Benchmark of many ML algorithms at once for easy platform evaluation.

This repo aims evaluating +40 Machine Learning algorithms in training and inference modes. It makes easier the evaluation of platforms based on the performance of realistic algorithms instead of using FLOPS or other CPU characteristics. Algorithms have different complexity (in Big-O notation) and may require several order of magnitude of time. This is why we structure the benchmark to assess the number of data samples processed within a fixed amount of time, rather than measuring the computational time for a fixed quantity of data. The latter approach would be impractical due to the vast differences in processing times—ranging from milliseconds to hours—across various algorithms.

Utilization example:

(base) pierrick@LinuxUniBXD7LS3:~/project/ulhpc_ml_benchmark$ python3
Python 3.10.9 (main, Jan 11 2023, 15:21:40) [GCC 11.2.0] on linux
Type "help", "copyright", "credits" or "license" for more information.
>>> from bench import bench
>>> bench(num_samples=1000, num_features=100, fix_comp_time=1, reg_or_cls="reg")

bench(num_samples=100, num_features=10, fix_comp_time=1) represents a benchmark on 100 data points, 10 features per point, and each algorithm is trained 1 second.

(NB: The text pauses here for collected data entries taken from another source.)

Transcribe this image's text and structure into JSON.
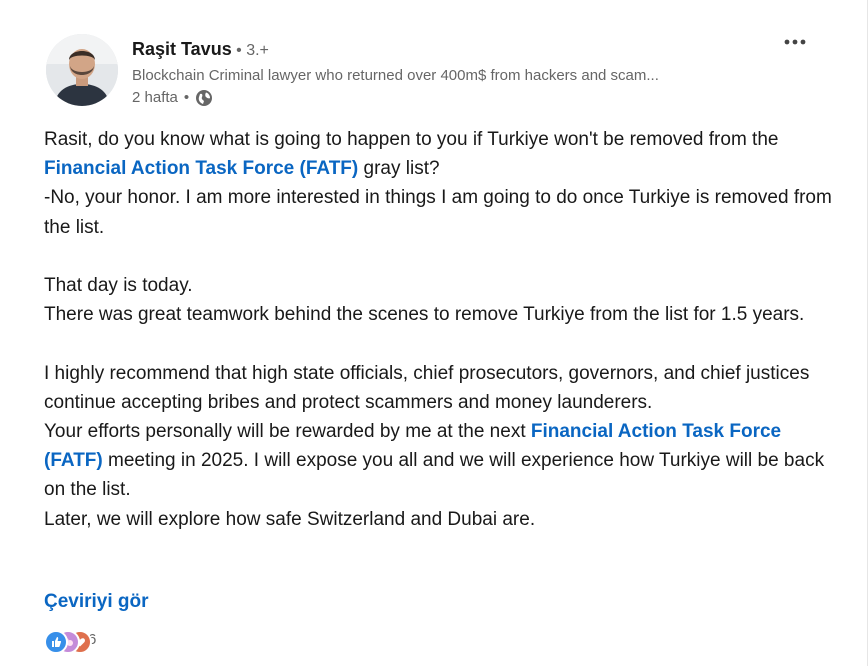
{
  "author": {
    "name": "Raşit Tavus",
    "separator": " • ",
    "degree": "3.+",
    "headline": "Blockchain Criminal lawyer who returned over 400m$ from hackers and scam...",
    "time": "2 hafta",
    "time_separator": " • ",
    "visibility_icon": "globe-icon"
  },
  "post": {
    "p1_pre": "Rasit, do you know what is going to happen to you if Turkiye won't be removed from the ",
    "p1_link": "Financial Action Task Force (FATF)",
    "p1_post": " gray list?",
    "p2": "-No, your honor. I am more interested in things I am going to do once Turkiye is removed from the list.",
    "p3": "That day is today.",
    "p4": "There was great teamwork behind the scenes to remove Turkiye from the list for 1.5 years.",
    "p5": "I highly recommend that high state officials, chief prosecutors, governors, and chief justices continue accepting bribes and protect scammers and money launderers.",
    "p6_pre": "Your efforts personally will be rewarded by me at the next ",
    "p6_link": "Financial Action Task Force (FATF)",
    "p6_post": " meeting in 2025. I will expose you all and we will experience how Turkiye will be back on the list.",
    "p7": "Later, we will explore how safe Switzerland and Dubai are."
  },
  "translate_label": "Çeviriyi gör",
  "reactions": {
    "icons": [
      "like-icon",
      "support-icon",
      "love-icon"
    ],
    "count": "6"
  },
  "colors": {
    "link": "#0a66c2",
    "text": "#191919",
    "muted": "#666666"
  }
}
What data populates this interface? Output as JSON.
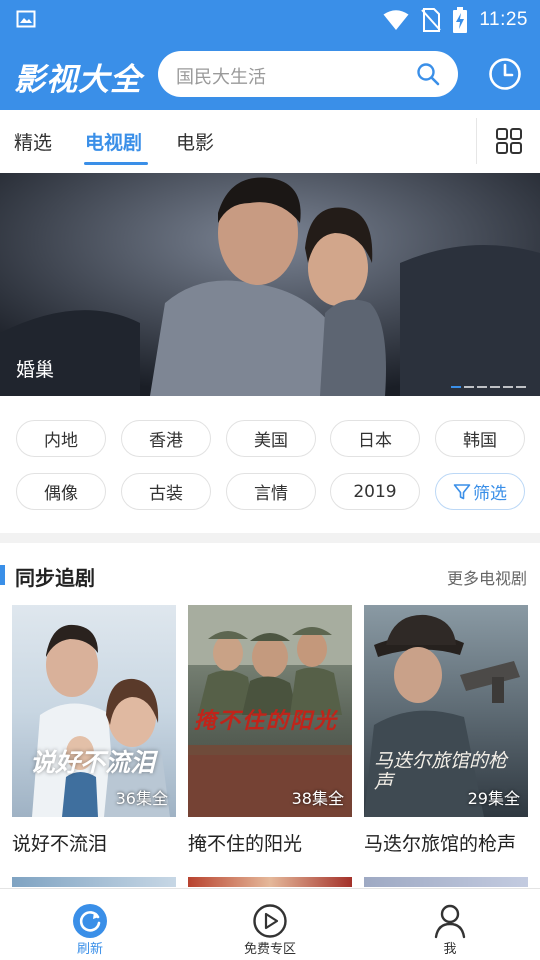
{
  "status_bar": {
    "time": "11:25",
    "icons": [
      "image-icon",
      "wifi-icon",
      "no-sim-icon",
      "battery-charging-icon"
    ]
  },
  "header": {
    "title": "影视大全",
    "search_placeholder": "国民大生活",
    "history_icon": "history-icon"
  },
  "tabs": [
    {
      "label": "精选",
      "active": false
    },
    {
      "label": "电视剧",
      "active": true
    },
    {
      "label": "电影",
      "active": false
    }
  ],
  "banner": {
    "caption": "婚巢",
    "page_count": 6,
    "current_page": 1
  },
  "filters": {
    "row1": [
      "内地",
      "香港",
      "美国",
      "日本",
      "韩国"
    ],
    "row2": [
      "偶像",
      "古装",
      "言情",
      "2019"
    ],
    "filter_label": "筛选"
  },
  "section": {
    "title": "同步追剧",
    "more": "更多电视剧",
    "items": [
      {
        "title": "说好不流泪",
        "episodes": "36集全",
        "poster_text": "说好不流泪"
      },
      {
        "title": "掩不住的阳光",
        "episodes": "38集全",
        "poster_text": "掩不住的阳光"
      },
      {
        "title": "马迭尔旅馆的枪声",
        "episodes": "29集全",
        "poster_text": "马迭尔旅馆的枪声"
      }
    ]
  },
  "bottom_nav": [
    {
      "label": "刷新",
      "icon": "refresh-icon",
      "active": true
    },
    {
      "label": "免费专区",
      "icon": "play-circle-icon",
      "active": false
    },
    {
      "label": "我",
      "icon": "user-icon",
      "active": false
    }
  ],
  "colors": {
    "accent": "#3a8fe8",
    "text": "#222222",
    "muted": "#9a9a9a"
  }
}
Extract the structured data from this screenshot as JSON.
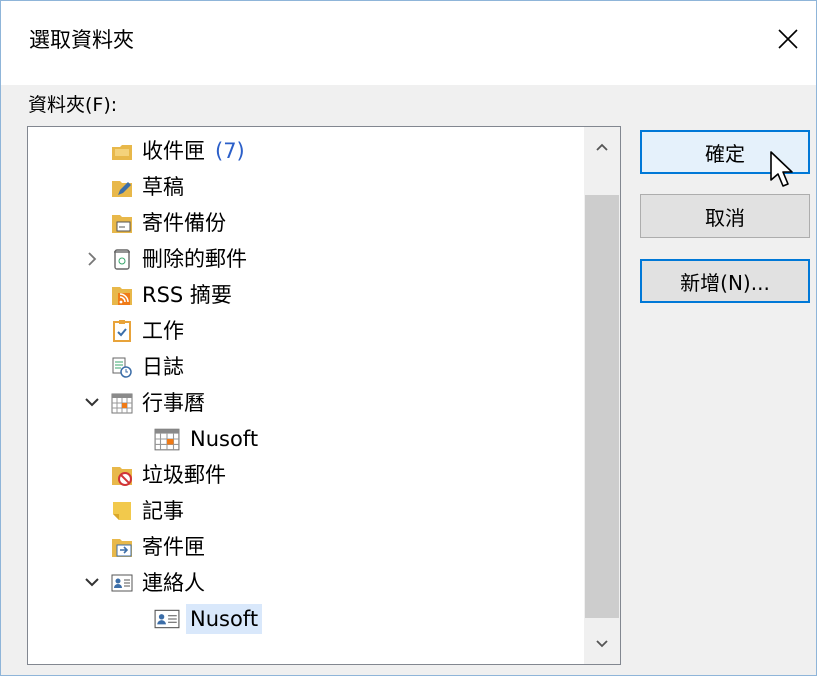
{
  "dialog": {
    "title": "選取資料夾",
    "folder_label": "資料夾(F):"
  },
  "tree": {
    "items": [
      {
        "label": "收件匣",
        "count": "(7)",
        "icon": "inbox-icon"
      },
      {
        "label": "草稿",
        "icon": "drafts-icon"
      },
      {
        "label": "寄件備份",
        "icon": "sent-items-icon"
      },
      {
        "label": "刪除的郵件",
        "icon": "deleted-items-icon",
        "expander": "collapsed"
      },
      {
        "label": "RSS 摘要",
        "icon": "rss-feed-icon"
      },
      {
        "label": "工作",
        "icon": "tasks-icon"
      },
      {
        "label": "日誌",
        "icon": "journal-icon"
      },
      {
        "label": "行事曆",
        "icon": "calendar-icon",
        "expander": "expanded"
      },
      {
        "label": "Nusoft",
        "icon": "calendar-icon"
      },
      {
        "label": "垃圾郵件",
        "icon": "junk-mail-icon"
      },
      {
        "label": "記事",
        "icon": "notes-icon"
      },
      {
        "label": "寄件匣",
        "icon": "outbox-icon"
      },
      {
        "label": "連絡人",
        "icon": "contacts-icon",
        "expander": "expanded"
      },
      {
        "label": "Nusoft",
        "icon": "contacts-icon",
        "selected": true
      }
    ]
  },
  "buttons": {
    "ok": "確定",
    "cancel": "取消",
    "new": "新增(N)..."
  },
  "colors": {
    "accent": "#0078d7",
    "count": "#2b5fc9",
    "selection": "#d9e8fb",
    "folder": "#e8b84a"
  }
}
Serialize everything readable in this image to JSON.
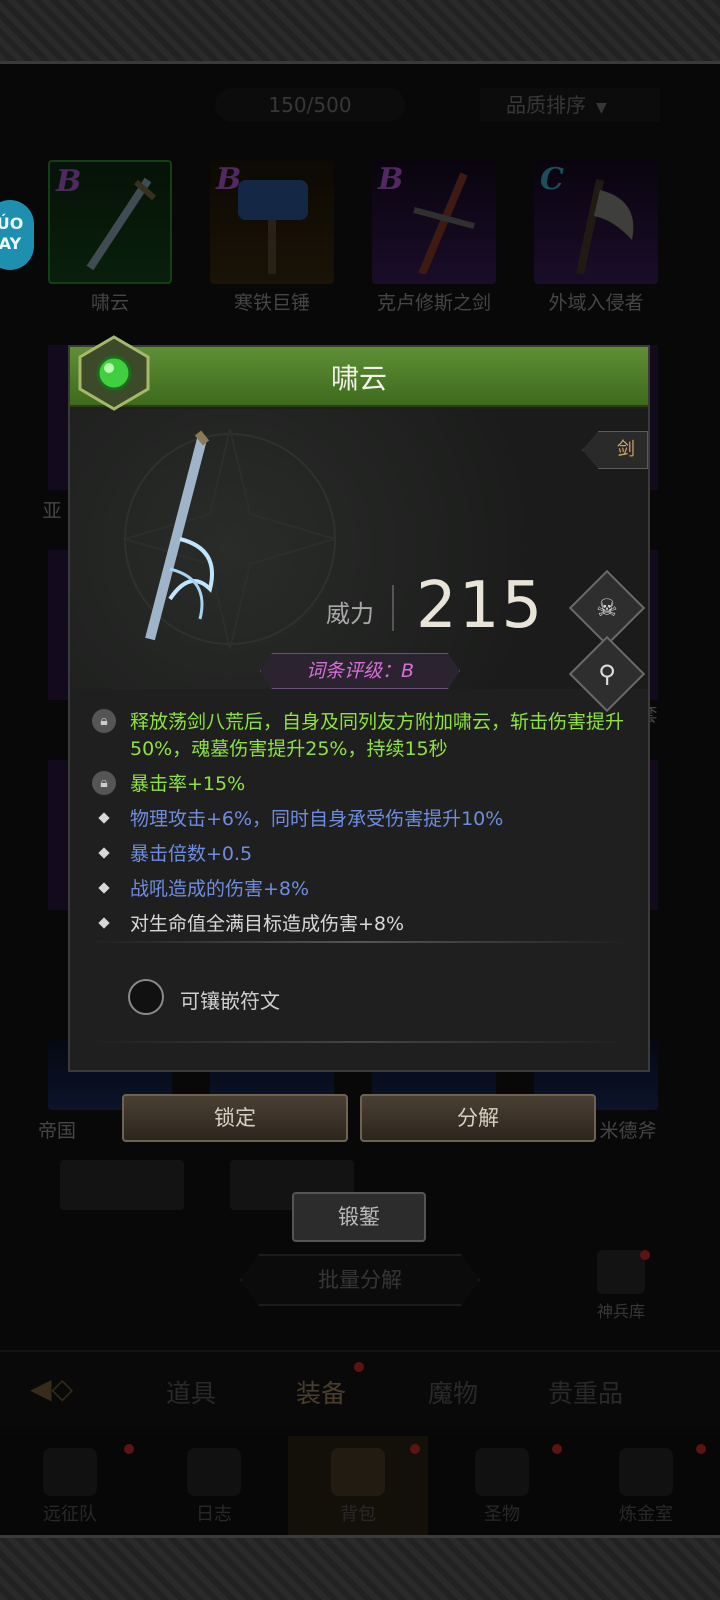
{
  "inventory": {
    "capacity": "150/500",
    "sort_label": "品质排序",
    "side_badge": "ÚO AY",
    "row1": [
      {
        "grade": "B",
        "name": "啸云",
        "rarity": "green"
      },
      {
        "grade": "B",
        "name": "寒铁巨锤",
        "rarity": "orange"
      },
      {
        "grade": "B",
        "name": "克卢修斯之剑",
        "rarity": "purple"
      },
      {
        "grade": "C",
        "name": "外域入侵者",
        "rarity": "purple"
      }
    ],
    "partial_left_label": "亚",
    "partial_right_label": "套",
    "row5_left_label": "帝国",
    "row5_right_label": "米德斧"
  },
  "popup": {
    "title": "啸云",
    "type_tag": "剑",
    "power_label": "威力",
    "power_value": "215",
    "affix_rating": "词条评级：B",
    "attributes": [
      {
        "text": "释放荡剑八荒后，自身及同列友方附加啸云，斩击伤害提升50%，魂墓伤害提升25%，持续15秒",
        "color": "green",
        "icon": "lock-icon"
      },
      {
        "text": "暴击率+15%",
        "color": "green",
        "icon": "lock-icon"
      },
      {
        "text": "物理攻击+6%，同时自身承受伤害提升10%",
        "color": "blue",
        "icon": "diamond-bullet"
      },
      {
        "text": "暴击倍数+0.5",
        "color": "blue",
        "icon": "diamond-bullet"
      },
      {
        "text": "战吼造成的伤害+8%",
        "color": "blue",
        "icon": "diamond-bullet"
      },
      {
        "text": "对生命值全满目标造成伤害+8%",
        "color": "white",
        "icon": "diamond-bullet"
      }
    ],
    "rune_label": "可镶嵌符文"
  },
  "actions": {
    "lock": "锁定",
    "decompose": "分解",
    "forge": "锻錾",
    "batch_decompose": "批量分解",
    "armory": "神兵库"
  },
  "tabs": [
    {
      "label": "道具",
      "active": false
    },
    {
      "label": "装备",
      "active": true
    },
    {
      "label": "魔物",
      "active": false
    },
    {
      "label": "贵重品",
      "active": false
    }
  ],
  "bottom_nav": [
    {
      "label": "远征队",
      "icon": "helmet-icon"
    },
    {
      "label": "日志",
      "icon": "scroll-icon"
    },
    {
      "label": "背包",
      "icon": "backpack-icon"
    },
    {
      "label": "圣物",
      "icon": "chalice-icon"
    },
    {
      "label": "炼金室",
      "icon": "alchemy-icon"
    }
  ],
  "colors": {
    "header_green": "#5f8f35",
    "attr_green": "#8fe33e",
    "attr_blue": "#6f8dde",
    "grade_purple": "#b05cd6",
    "rating_pink": "#d66fd8"
  }
}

After ~50 seconds the output is:

LassoCV 0.234817 16749
ElasticNetCV 0.33169 11628
TheilSenRegressor 1.527735 18588
MultiTaskElasticNetCV 6.302748 17154
MultiTaskLassoCV 6.324106 17001
QuantileRegressor 6.912841 18286
GaussianProcessRegressor 19 24
RandomForestRegressor 25 535
MLPRegressor 26 4021
ExtraTreesRegressor 39 598
GradientBoostingRegressor 56 4370
MultiTaskLasso 60 15964
MultiTaskElasticNet 61 17405
HistGradientBoostingRegressor 65 1073
HuberRegressor 80 17127
BaggingRegressor 148 723
NuSVR 148 14297
ElasticNet 170 11316
KernelRidge 181 866
Lasso 219 16441
RidgeCV 377 20126
ARDRegression 416 18103
BayesianRidge 436 17228
RANSACRegressor 565 14170
SGDRegressor 768 11772
LassoLarsIC 782 17114
AdaBoostRegressor 1033 5163
PassiveAggressiveRegressor 1277 18707
TweedieRegressor 1304 11981
TransformedTargetRegressor 1312 7764
PLSRegression 1522 4397
OrthogonalMatchingPursuit 1549 17003
LassoLars 1592 16402
Ridge 1621 19856
Lars 1673 17026
GammaRegressor 1812 16029
PoissonRegressor 1915 17134
LinearSVR 1916 18146
SVR 2147 13748
LinearRegression 2219 17062
ExtraTreeRegressor 4364 11644
DecisionTreeRegressor 4687 12640
KNeighborsRegressor 7255 280
RadiusNeighborsRegressor 7347 63
DummyRegressor 13247 185039

Now let's benchmark classifiers

>>> bench(num_samples=1000, num_features=100, fix_comp_time=1, reg_or_cls="cls")

returns

GaussianProcessClassifier 12 29
RandomForestClassifier 17 323
ExtraTreesClassifier 23 338
AdaBoostClassifier 24 158
GradientBoostingClassifier 32 4082
MLPClassifier 38 3886
SVC 40 24
LogisticRegressionCV 44 15586
HistGradientBoostingClassifier 71 1216
LabelSpreading 109 164
BaggingClassifier 123 715
CalibratedClassifierCV 124 642
LabelPropagation 141 165
CategoricalNB 208 976
RidgeClassifierCV 285 14668
QuadraticDiscriminantAnalysis 437 1805
SGDClassifier 448 15471
Perceptron 701 16004
RidgeClassifier 742 14513
LinearSVC 804 16303
BernoulliNB 858 2100
ComplementNB 1073 10361
PassiveAggressiveClassifier 1155 15967
LogisticRegression 1167 15897
MultinomialNB 1655 13369
GaussianNB 1887 3059
DecisionTreeClassifier 2519 11871
ExtraTreeClassifier 2751 11878
NearestCentroid 3846 3399
RadiusNeighborsClassifier 5069 96
KNeighborsClassifier 5436 548
DummyClassifier 15287 121029

For each algorithm line, the benchmark output provides the following information:

  • Algorithm name
  • Data points ingested per unit of time during training. Units are num_samples per fix_comp_time seconds.
  • Data points ingested per unit of time during inference.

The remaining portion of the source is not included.